E, [2020-10-28T16:31:22.176498 #1392] ERROR -- : Could not execute command from ({"command"=>"message", "identifier"=>"{\"channel\":\"Motion::Channel\",\"version\":\"0.4.0\",\"state\":\"292U0RV/3art6rR/ ... 4ig=="}]: /pipeline/cache/bundle-install/ruby/2.7.0/gems/actioncable-6.0.3.4/lib/action_cable/connection/subscriptions.rb:74:infind' | /pipeline/cache/bundle-install/ruby/2.7.0/gems/actioncable-6.0.3.4/lib/action_cable/connection/subscriptions.rb:55:in perform_action' | /pipeline/cache/bundle-install/ruby/2.7.0/gems/actioncable-6.0.3.4/lib/action_cable/connection/subscriptions.rb:19:inexecute_command' | /pipeline/cache/bundle-install/ruby/2.7.0/gems/actioncable-6.0.3.4/lib/action_cable/connection/base.rb:87:in dispatch_websocket_message' | /pipeline/cache/bundle-install/ruby/2.7.0/gems/actioncable-6.0.3.4/lib/action_cable/server/worker.rb:59:inblock in invoke' `

caifara commented 3 years ago

Tests interacting with motion tend to be unstable because of a race condition. This is an example where we redirected the browser log to Rails logger have a better understanding of events.

D, [2020-10-30T08:21:08.954247 #1424] DEBUG -- : [Browserlog] [Motion]
D, [2020-10-30T08:21:08.954374 #1424] DEBUG -- : [Browserlog] Connecting component
I, [2020-10-30T08:21:09.000870 #1424]  INFO -- : Started GET "/cable" for 127.0.0.1 at 2020-10-30 08:21:09 +0000
I, [2020-10-30T08:21:09.090864 #1424]  INFO -- : Started GET "/cable/" [WebSocket] for 127.0.0.1 at 2020-10-30 08:21:09 +0000
I, [2020-10-30T08:21:09.091058 #1424]  INFO -- : Successfully upgraded to WebSocket (REQUEST_METHOD: GET, HTTP_CONNECTION: Upgrade, HTTP_UPGRADE: websocket)
D, [2020-10-30T08:21:09.124281 #1424] DEBUG -- : [Browserlog] [Motion]
D, [2020-10-30T08:21:09.124420 #1424] DEBUG -- : [Browserlog] Processing motion
D, [2020-10-30T08:21:09.124508 #1424] DEBUG -- : [Browserlog] scan
D, [2020-10-30T08:21:09.124583 #1424] DEBUG -- : [Browserlog] on
I, [2020-10-30T08:21:09.204965 #1424]  INFO -- : [ScanReturnItemsComponent:421200] Connected (in 1.8ms)
D, [2020-10-30T08:21:09.291677 #1424] DEBUG -- : [Browserlog] [Motion]
D, [2020-10-30T08:21:09.291817 #1424] DEBUG -- : [Browserlog] Component connected

It seems a motion is processed even before the component is connected? Which seems weird given the _subscription gets set once the component is connected.

https://github.com/unabridged/motion/blob/90308c4952aa3a6c6833e9d01c4041450884cfde/javascript/Component.js#L23-L31

and

https://github.com/unabridged/motion/blob/90308c4952aa3a6c6833e9d01c4041450884cfde/javascript/Component.js#L39-L45

In this case, the processing of the motion seemed to work, but the rerender never happened failing the test.
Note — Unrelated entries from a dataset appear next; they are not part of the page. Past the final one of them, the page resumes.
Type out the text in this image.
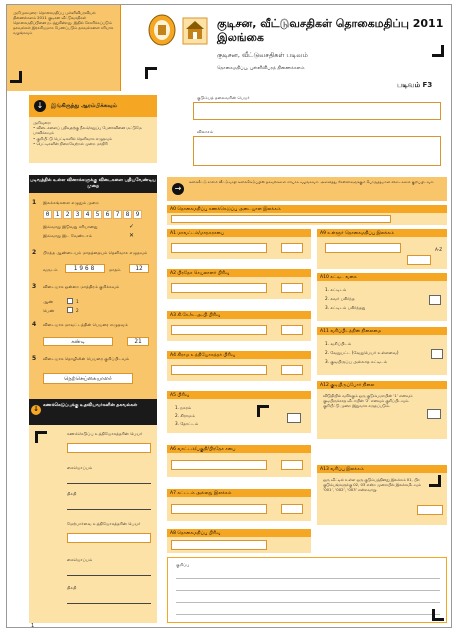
அறிமுகவுரை: தொகைமதிப்பு புள்ளிவிபரவியல் திணைக்களம் 2011 குடிசன வீட்டுவசதிகள் தொகைமதிப்பினை நடத்துகின்றது. இதில் சேகரிக்கப்படும் தகவல்கள் இரகசியமாக பேணப்படும் தகவல்களை சரியாக வழங்கவும்

குடிசன, வீட்டுவசதிகள் தொகைமதிப்பு 2011
இலங்கை
குடிசன, வீட்டுவசதிகள் படிவம்
தொகைமதிப்பு, புள்ளிவிபரத் திணைக்களம்
படிவம் F3
↓	இங்கிருந்து ஆரம்பிக்கவும்
அறிவுரை:
• விடைகளைப் பதிவதற்கு நீலம்/கறுப்பு பேனாவினை மட்டுமே பாவிக்கவும்
• குறியீட்டு பெட்டிகளில் தெளிவாக எழுதவும்
• பெட்டிகளின் நிறைவேற்றல் முறை மாதிரி
குடும்பத் தலைவரின் பெயர்
விலாசம்
படிவத்தில் உள்ள வினாக்களுக்கு விடைகளை பதியவேண்டிய முறை
1 இலக்கங்களை எழுதும் முறை
0 1 2 3 4 5 6 7 8 9
இவ்வாறு இடுவது சரியானது	✓
இவ்வாறு இட வேண்டாம்	✕
2 பிறந்த ஆண்டையும் மாதத்தையும் தெளிவாக எழுதவும்
வருடம்	1968	மாதம்	12
3 விடையாக ஒன்றை மாத்திரம் குறிக்கவும்
ஆண்	1
பெண்	2
4 விடையாக மாவட்டத்தின் பெயரை எழுதவும்
கண்டி	21
5 விடையாக தொழிலின் பெயரை குறிப்பிடவும்
நெற்செய்கையாளர்
↓ கணக்கெடுப்புக்கு உதவியவர்களின் தகவல்கள்
கணக்கெடுப்பு உத்தியோகத்தரின் பெயர்
கையொப்பம்
திகதி
மேற்பார்வை உத்தியோகத்தரின் பெயர்
கையொப்பம்
திகதி
1
→
கணக்கீட்டு காலம் வீட்டுவசதி கணக்கெடுப்பின் தகவல்களை சரியாக வழங்கவும். அனைத்து கேள்விகளுக்கும் பொருத்தமான விடைகளை குறிப்பிடவும்.
A0 தொகைமதிப்பு கணக்கெடுப்பு அடையாள இலக்கம்
A1 மாவட்டம்/மாநகரசபை
A2 பிரதேச செயலாளர் பிரிவு
A3 கி.சே./உ.அ.பி.பிரிவு
A4 கிராம உத்தியோகத்தர் பிரிவு
A5 பிரிவு
1. நகரம்
2. கிராமம்
3. தோட்டம்
A6 வாட்டம்/பகுதி/பிரதேச சபை
A7 கட்டடம் அல்லது இலக்கம்
A8 தொகைமதிப்பு பிரிவு
A9 உள்ளூர் தொகைமதிப்பு இலக்கம்
A-Z
A10 கட்டிட வகை
1. கட்டிடம்
2. சுவர் பகிர்ந்த
3. கட்டிடம் பகிர்ந்தது
A11 வசிப்பிடத்தின் நிலைமை
1. வசிப்பிடம்
2. வேறுபட்ட (வேறுபெயர் உள்ளவை)
3. குடியிருப்பு அல்லாத கட்டிடம்
A12 குடியிருப்போர் நிலை
விடுதியில் வசிக்கும் ஒரு குடும்பமாயின் ‘1’ எனவும் குடியிருக்காத வீடாயின் ‘2’ எனவும் குறிப்பிடவும். குறியீட்டு முறை இதுவாக கருதப்படும்.
A13 வசிப்பு இலக்கம்
ஒரு வீட்டில் உள்ள ஒரு குடும்பத்தினது இலக்கம் 01, பிற குடும்பங்களுக்கு 02, 03 என்ற முறையில் இலக்கமிடவும் ‘001’, ‘002’, ‘003’ என்றவாறு.
குறிப்பு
We also see the Could not execute command error following Unable to find subscription with identifier. The order of the log messages are similar in that case: a motion seems to trigger before the "connected" event.

We see that you use system test helpers to make sure to wait long enough. I guess that originates from the same problem?